第5話 風の中の声
春は、いつの間にか外に出ることが増えていた。
以前は窓から空を眺めるだけだったのに、いまは玄関を開けるたび、胸の奥が少しだけ軽くなる。
湿気は、まるで風と同じように現れる。
ときには庭の花びらをくすぐるように、またある時は日差しの中で髪を揺らすように。
彼女は笑いながら言った。
「風の匂い、覚えてる? これは“記憶の香り”なんだよ」
春は首をかしげた。
「記憶の……香り?」
「うん。風ってね、いろんな場所を通ってくるの。人の想いも、過去の声も、みんな運んでくるの」
湿気は、空に手を伸ばして目を細めた。
「だから、時々懐かしくなるんだ。

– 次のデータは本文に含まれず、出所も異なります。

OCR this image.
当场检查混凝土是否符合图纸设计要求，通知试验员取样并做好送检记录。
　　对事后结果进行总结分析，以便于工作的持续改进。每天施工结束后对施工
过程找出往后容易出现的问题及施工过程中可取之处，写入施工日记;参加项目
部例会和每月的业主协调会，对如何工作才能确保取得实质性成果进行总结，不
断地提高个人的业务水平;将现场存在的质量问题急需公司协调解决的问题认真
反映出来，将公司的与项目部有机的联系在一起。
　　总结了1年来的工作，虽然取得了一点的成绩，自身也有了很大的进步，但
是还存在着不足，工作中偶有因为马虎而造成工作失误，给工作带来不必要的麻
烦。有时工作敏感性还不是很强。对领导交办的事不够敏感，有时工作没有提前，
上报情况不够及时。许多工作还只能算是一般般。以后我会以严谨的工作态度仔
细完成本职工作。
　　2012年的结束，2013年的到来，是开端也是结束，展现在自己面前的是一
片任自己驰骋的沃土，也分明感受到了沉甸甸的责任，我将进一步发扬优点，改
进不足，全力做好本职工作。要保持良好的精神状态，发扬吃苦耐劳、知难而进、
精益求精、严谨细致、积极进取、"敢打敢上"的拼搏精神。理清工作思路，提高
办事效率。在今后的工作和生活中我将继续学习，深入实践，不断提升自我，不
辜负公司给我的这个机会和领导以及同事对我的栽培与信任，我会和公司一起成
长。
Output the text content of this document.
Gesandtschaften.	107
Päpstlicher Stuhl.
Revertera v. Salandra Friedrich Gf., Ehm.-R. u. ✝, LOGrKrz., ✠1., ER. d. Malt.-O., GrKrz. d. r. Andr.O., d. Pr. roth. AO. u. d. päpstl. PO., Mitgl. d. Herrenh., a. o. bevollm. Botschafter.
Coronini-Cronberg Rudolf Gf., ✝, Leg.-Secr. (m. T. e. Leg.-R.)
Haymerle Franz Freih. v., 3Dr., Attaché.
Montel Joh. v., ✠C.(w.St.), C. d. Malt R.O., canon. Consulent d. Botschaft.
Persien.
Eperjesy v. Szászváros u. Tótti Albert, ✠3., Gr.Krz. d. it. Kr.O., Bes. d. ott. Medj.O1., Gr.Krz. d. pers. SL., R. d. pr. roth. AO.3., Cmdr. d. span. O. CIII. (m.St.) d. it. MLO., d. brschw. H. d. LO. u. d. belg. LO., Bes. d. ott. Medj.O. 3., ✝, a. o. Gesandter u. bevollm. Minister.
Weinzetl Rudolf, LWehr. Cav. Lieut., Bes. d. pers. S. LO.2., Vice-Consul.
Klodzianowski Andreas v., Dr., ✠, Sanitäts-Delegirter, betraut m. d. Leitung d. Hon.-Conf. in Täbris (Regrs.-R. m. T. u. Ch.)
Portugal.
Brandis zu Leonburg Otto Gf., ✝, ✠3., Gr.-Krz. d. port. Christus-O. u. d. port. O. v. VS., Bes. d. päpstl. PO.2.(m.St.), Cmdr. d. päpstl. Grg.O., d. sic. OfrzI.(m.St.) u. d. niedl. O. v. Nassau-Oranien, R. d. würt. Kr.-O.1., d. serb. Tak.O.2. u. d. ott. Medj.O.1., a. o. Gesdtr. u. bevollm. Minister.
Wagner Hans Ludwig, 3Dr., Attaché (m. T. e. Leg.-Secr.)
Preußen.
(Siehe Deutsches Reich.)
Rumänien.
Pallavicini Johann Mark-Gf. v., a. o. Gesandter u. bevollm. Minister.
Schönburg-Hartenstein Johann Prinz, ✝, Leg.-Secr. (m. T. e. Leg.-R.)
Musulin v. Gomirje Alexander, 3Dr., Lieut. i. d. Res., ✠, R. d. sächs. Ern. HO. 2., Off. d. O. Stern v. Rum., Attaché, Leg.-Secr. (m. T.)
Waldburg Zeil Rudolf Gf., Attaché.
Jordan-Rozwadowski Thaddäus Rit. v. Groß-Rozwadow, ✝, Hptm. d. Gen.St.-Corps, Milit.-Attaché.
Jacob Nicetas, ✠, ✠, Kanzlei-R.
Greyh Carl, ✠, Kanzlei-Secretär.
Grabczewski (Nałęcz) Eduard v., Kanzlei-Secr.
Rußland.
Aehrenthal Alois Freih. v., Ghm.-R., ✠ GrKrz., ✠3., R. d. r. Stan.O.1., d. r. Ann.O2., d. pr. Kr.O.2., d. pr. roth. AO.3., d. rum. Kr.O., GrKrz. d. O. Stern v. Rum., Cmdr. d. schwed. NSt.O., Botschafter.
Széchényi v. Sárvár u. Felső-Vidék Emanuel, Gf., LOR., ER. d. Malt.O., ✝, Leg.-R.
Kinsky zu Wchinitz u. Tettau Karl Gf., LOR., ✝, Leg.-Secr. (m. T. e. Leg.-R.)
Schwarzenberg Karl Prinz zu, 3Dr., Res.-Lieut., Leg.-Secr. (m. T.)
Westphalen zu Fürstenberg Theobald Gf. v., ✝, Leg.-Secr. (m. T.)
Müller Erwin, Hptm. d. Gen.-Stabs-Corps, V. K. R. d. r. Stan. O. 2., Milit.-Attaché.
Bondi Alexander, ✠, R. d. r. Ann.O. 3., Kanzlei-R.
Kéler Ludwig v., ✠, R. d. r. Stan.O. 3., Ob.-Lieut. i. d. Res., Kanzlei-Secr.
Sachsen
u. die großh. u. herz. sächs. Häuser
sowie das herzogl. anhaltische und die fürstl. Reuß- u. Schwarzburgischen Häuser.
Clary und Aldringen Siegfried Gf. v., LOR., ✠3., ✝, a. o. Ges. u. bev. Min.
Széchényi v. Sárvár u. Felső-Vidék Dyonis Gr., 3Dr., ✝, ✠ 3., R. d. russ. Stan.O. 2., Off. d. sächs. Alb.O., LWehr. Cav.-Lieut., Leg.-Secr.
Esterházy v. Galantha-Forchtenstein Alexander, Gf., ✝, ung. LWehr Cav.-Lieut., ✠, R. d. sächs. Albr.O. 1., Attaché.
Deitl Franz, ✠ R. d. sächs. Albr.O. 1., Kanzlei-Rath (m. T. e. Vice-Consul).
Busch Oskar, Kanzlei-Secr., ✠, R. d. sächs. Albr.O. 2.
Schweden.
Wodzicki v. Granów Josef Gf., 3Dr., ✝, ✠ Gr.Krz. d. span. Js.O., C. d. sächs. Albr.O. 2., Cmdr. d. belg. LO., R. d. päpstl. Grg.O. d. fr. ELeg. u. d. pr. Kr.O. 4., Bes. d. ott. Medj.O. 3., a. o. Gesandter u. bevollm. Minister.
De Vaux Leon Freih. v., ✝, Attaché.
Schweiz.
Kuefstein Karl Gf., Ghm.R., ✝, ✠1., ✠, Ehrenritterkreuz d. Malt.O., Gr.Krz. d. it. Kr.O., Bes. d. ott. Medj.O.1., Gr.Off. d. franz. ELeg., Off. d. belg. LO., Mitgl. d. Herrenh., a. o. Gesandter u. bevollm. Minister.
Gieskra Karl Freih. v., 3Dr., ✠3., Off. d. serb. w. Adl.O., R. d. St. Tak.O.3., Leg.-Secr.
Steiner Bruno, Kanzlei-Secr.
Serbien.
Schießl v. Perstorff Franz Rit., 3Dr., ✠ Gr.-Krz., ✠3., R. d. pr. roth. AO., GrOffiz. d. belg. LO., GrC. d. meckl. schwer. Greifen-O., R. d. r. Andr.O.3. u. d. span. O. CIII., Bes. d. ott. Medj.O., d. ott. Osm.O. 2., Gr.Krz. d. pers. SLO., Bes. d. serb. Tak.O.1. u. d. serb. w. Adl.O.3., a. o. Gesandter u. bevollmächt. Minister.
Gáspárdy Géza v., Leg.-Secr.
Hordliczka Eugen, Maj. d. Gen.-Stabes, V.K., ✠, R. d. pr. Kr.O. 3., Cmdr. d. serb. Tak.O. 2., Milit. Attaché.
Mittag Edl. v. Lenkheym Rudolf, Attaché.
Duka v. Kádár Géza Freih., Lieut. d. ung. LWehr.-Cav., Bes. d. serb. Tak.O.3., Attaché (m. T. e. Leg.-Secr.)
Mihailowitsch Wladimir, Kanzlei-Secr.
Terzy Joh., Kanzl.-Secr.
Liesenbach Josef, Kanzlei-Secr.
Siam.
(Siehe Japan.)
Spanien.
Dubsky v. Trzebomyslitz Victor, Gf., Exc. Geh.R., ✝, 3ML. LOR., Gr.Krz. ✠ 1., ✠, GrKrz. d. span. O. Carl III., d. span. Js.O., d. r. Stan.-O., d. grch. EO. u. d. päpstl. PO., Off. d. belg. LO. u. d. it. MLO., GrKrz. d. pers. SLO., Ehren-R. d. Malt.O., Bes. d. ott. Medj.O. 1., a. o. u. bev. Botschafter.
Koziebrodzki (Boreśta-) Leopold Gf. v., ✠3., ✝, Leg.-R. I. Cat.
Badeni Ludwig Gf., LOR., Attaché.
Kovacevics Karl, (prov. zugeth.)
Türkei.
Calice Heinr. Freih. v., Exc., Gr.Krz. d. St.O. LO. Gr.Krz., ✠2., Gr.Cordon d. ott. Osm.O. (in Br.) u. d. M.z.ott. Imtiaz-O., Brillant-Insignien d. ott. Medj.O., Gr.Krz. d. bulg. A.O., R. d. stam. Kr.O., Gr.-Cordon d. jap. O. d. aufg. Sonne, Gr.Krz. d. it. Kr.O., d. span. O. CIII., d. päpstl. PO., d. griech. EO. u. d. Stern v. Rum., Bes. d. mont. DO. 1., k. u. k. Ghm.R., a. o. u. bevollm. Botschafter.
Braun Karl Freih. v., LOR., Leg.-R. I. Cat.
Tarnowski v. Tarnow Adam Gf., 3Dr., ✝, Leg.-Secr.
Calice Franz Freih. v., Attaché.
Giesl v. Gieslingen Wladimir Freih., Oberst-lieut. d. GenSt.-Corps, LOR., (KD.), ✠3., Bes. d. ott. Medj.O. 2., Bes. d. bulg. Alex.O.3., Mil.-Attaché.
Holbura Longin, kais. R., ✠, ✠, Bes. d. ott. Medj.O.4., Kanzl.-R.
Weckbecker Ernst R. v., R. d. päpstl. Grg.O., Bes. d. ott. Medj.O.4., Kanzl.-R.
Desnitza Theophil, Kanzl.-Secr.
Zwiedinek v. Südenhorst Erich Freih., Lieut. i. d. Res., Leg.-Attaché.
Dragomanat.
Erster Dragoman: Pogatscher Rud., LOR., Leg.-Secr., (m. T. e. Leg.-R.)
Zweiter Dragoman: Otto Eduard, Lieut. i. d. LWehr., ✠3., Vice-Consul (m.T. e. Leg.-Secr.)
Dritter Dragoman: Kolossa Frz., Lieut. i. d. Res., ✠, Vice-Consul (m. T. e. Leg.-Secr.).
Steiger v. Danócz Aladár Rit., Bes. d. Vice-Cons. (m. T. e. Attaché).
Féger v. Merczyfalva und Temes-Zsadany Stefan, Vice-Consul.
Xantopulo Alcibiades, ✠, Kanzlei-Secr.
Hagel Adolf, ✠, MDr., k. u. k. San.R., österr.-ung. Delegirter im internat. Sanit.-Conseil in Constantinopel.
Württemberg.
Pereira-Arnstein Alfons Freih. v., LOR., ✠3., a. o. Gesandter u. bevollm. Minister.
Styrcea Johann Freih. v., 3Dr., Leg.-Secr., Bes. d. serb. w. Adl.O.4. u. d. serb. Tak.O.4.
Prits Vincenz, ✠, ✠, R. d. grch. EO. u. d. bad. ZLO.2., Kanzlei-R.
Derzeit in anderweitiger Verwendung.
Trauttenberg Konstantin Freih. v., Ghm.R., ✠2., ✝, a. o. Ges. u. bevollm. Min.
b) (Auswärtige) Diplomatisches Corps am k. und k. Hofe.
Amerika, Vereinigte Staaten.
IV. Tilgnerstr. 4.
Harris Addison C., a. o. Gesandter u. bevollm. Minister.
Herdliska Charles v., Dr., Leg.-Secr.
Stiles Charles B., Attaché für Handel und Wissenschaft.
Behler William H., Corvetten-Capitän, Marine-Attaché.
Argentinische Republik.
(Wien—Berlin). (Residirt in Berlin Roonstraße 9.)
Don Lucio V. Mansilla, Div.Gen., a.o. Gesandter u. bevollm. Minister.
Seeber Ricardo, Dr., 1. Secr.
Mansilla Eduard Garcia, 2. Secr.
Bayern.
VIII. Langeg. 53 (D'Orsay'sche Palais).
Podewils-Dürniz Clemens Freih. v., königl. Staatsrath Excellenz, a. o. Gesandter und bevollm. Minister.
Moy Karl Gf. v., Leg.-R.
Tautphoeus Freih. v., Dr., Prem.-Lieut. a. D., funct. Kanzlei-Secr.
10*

会ったこともない人のことを思い出したりして」
春は黙ってその横顔を見つめた。
どこか懐かしい。
初めて会ったはずなのに、彼女が笑うたび、胸の奥が温かくなる。
小学校の帰り道、母と手をつないで歩いた記憶がふとよみがえる。
あの日の風も、今日と同じ匂いだった気がする。
――春風のようにやわらかく、どこか切ない。
「ねえ、春」
湿気が振り向いた。
「あなたの中には、ちゃんと愛があるよ」
「……俺の中に?」
「うん。隠してるだけ。乾いたままだと見えないんだ」
春は笑った。
「そんなの、よくわかんない」
「じゃあ、試してみよう」
湿気は、手を差し出した。
その手は透明で、光を透かしてきらきらと揺れている。
春はおそるおそる指を伸ばした。
触れた瞬間、指先にやさしい温度が流れこんでくる。
風の音、土の匂い、母の笑い声――いくつもの感覚が、胸の中にいっせいにあふれた。
「これが……愛?」
「うん。あなたの“記憶”の中の愛」
湿気の声は、どこか遠くから響いてくるようだった。
春の目の前で、彼女の姿が淡く揺らぎはじめる。
「……湿気?」
「春、もし……わたしがいなくなっても、空を見てね」
「何、言ってるんだよ」
「大丈夫。風は、どこにでも行けるから」
風が吹き抜けた。
春の頬を撫で、彼の髪をなびかせ、淡い光の粒を散らしていく。
湿気の姿は、少しずつ透けて、空の向こうに溶けていった。
「湿気!」
春は手を伸ばす。
けれど、その手は何も掴めない。
光だけが、ゆっくりと空へ昇っていく。
やがて風がやみ、庭の片隅に紙の鳥が一枚、落ちていた。
湿気が折ったものだ。
羽の部分には、淡い文字でこう書かれていた。
――「空を見て」
春は、その紙の鳥を胸に抱いた。
そして初めて、空を見上げた。
雲が流れていく。
風の中に、かすかにあの声が混じっていた。
「泣いていいんだよ、春」
その声は、まるで母の声のようにやさしかった。